Theorem 4.1 (Kalman) The estimate $\hat{x}$ at time $t+1$ of $x$ based on $y(t_0),y(t_0+1),\dots,y(t)$ which minimizes $E[a^T(x(t+1)-\hat{x})]$ for arbitrary $a$, is the conditional mean $\hat{x}(t+1|t)$ which satisfies the recursive relation: $$ \begin{aligned} \hat{x}(t+1|t) &= \Phi\hat{x}(t|t-1)+K(t)(y(t)-\theta\hat{x}(t|t-1))\\ \hat{x}(t_0|t_0-1) &= m \\ K(t) &= \Phi P(t)\theta^T(\theta P(t)\theta+R_2)^{-1} \\ P(t) &=(\Phi-K(t)\theta)P(t)\Phi^T+R_1 \end{aligned} $$

My question:

What is the relation between this filter and THE Kalman filter?

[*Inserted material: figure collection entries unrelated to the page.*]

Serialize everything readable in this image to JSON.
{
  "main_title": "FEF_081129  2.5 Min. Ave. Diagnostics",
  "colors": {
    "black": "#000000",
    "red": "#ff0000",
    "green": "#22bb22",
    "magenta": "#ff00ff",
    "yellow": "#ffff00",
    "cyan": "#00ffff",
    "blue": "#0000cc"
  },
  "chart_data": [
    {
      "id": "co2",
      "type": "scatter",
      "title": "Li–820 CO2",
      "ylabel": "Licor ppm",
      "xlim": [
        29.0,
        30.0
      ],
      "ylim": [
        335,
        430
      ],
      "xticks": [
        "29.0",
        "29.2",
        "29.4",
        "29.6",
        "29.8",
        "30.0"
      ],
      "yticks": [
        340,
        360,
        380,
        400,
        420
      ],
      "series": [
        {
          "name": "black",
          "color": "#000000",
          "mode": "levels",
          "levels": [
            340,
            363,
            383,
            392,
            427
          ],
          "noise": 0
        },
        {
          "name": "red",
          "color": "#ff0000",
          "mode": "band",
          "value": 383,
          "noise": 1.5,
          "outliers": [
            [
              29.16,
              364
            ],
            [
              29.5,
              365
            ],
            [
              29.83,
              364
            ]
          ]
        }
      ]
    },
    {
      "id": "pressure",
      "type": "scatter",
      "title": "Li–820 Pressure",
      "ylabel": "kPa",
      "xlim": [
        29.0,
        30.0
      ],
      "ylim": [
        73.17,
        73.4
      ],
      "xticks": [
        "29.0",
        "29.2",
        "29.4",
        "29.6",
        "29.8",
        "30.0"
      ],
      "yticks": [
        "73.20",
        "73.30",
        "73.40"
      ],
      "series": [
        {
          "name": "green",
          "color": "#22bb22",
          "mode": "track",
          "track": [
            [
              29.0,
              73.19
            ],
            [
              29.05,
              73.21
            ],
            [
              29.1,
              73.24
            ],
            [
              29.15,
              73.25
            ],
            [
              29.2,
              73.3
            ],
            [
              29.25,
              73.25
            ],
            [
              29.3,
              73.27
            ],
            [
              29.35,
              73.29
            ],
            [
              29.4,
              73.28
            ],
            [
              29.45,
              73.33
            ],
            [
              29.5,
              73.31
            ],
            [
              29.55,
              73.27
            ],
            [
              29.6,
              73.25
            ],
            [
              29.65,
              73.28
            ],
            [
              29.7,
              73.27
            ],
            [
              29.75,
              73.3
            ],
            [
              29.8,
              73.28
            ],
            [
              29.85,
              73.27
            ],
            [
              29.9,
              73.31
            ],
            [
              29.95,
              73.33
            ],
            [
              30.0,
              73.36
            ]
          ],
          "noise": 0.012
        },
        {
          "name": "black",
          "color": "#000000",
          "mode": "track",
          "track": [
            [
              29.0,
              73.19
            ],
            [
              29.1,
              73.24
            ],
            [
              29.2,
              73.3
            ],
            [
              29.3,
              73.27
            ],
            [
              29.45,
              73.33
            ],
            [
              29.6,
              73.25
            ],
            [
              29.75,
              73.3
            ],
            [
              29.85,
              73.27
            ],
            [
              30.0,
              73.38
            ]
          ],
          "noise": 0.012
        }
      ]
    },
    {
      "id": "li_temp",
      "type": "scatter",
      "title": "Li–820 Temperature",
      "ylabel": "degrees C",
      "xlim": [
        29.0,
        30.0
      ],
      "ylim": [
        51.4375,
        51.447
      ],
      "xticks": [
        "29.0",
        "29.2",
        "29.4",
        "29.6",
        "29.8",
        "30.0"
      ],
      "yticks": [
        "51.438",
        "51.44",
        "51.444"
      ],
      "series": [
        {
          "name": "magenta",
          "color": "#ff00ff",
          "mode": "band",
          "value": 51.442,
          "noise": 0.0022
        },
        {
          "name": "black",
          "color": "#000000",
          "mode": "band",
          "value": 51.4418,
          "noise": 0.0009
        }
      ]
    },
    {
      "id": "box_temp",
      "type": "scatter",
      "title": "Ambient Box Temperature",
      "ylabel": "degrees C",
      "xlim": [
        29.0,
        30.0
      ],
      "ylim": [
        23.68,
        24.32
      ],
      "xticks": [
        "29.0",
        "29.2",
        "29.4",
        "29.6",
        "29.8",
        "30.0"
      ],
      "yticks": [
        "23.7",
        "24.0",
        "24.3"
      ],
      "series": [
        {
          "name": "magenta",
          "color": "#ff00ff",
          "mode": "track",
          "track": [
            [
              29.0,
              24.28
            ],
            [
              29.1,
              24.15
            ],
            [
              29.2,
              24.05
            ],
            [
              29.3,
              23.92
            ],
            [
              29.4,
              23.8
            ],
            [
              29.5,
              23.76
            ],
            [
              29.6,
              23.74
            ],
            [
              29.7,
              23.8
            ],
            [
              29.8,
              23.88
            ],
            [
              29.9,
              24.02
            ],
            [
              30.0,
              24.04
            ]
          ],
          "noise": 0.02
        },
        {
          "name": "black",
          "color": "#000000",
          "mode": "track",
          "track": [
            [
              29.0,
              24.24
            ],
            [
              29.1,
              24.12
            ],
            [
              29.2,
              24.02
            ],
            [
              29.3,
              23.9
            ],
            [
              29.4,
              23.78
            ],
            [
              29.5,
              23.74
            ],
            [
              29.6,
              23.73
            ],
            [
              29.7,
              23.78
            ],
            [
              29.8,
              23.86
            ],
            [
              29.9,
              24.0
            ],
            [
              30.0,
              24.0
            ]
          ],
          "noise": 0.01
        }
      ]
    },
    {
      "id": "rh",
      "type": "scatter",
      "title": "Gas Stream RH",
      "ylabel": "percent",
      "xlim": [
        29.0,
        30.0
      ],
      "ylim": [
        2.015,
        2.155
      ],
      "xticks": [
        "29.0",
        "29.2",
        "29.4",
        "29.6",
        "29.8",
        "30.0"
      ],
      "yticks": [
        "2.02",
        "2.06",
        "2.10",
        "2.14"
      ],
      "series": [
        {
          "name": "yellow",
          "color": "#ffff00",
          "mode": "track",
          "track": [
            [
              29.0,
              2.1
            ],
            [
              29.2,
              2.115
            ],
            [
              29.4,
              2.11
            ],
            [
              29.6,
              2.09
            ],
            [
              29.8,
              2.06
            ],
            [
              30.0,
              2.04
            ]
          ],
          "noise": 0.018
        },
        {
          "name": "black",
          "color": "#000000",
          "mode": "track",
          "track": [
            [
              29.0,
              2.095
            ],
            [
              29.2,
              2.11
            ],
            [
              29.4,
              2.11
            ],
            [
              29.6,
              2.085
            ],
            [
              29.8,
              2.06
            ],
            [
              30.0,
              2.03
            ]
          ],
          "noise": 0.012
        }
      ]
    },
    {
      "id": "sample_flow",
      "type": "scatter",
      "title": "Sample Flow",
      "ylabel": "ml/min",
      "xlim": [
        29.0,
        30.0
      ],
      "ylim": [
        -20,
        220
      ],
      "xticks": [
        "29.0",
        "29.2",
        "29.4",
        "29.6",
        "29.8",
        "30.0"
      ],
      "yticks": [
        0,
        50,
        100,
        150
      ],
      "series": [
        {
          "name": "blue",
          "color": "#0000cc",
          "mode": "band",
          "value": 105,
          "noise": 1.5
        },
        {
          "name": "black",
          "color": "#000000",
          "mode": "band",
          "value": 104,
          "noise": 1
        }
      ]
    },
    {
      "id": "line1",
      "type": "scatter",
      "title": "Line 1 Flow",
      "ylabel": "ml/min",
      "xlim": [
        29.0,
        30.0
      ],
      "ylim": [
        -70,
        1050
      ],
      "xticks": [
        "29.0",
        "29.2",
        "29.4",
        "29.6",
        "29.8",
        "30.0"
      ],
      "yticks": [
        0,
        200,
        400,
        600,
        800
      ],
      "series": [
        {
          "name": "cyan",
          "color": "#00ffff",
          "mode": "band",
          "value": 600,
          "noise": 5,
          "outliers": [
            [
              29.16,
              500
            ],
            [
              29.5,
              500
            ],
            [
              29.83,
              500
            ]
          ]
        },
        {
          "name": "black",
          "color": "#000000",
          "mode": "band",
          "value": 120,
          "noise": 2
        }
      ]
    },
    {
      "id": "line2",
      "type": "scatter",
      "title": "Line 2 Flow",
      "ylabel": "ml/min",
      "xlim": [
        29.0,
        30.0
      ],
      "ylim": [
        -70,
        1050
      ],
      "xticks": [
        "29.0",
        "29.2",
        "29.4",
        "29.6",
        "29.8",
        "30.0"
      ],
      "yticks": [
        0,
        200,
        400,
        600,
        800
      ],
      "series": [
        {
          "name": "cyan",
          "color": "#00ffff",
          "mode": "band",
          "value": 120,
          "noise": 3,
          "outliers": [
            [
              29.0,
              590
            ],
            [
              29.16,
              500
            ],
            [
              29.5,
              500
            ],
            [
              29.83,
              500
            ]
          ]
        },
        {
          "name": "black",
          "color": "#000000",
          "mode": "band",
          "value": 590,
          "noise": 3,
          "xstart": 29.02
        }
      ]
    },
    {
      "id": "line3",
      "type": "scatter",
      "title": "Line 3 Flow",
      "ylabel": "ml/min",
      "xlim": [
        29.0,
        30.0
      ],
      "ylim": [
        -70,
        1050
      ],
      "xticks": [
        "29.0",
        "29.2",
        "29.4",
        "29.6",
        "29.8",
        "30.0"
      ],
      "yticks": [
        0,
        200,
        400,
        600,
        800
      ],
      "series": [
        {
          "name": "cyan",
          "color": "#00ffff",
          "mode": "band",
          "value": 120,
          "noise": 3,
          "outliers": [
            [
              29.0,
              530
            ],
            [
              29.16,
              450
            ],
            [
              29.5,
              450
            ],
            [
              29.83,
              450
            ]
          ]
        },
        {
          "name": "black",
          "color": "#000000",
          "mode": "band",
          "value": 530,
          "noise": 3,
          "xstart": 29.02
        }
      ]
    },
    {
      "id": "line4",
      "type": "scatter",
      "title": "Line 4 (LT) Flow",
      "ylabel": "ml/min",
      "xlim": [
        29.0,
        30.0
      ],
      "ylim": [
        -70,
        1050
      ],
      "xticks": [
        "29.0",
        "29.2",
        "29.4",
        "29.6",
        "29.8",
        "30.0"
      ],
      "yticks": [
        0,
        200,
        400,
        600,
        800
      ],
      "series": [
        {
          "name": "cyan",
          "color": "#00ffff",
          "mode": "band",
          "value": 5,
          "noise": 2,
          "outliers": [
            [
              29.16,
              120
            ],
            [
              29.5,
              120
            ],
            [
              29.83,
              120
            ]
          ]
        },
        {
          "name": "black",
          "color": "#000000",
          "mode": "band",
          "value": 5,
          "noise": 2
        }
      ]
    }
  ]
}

The main difference I see, is that in the typical Kalman filtering setting, you want to estimate $x(t)$ given $y(t_0),\dots,y(t)$. However, in this case, we estimate $x(t+1)$ given $y(t_0),\dots,y(t)$, this is, we lack of the measurement at $t+1$. Thus, this estimator in Astrom's book is more a predictor. In addition, the evolution equations for $\hat{x},P$ seem to be different from those of the typical Kalman filter. If I understand this filter as different from the typical Kalman one, this makes sense.

However, Astrom presents this filter as if it was THE Kalman filter, which confuses me. This makes me think that there might be some relation between the predictor in the Kalman filter and the one Astrom presents.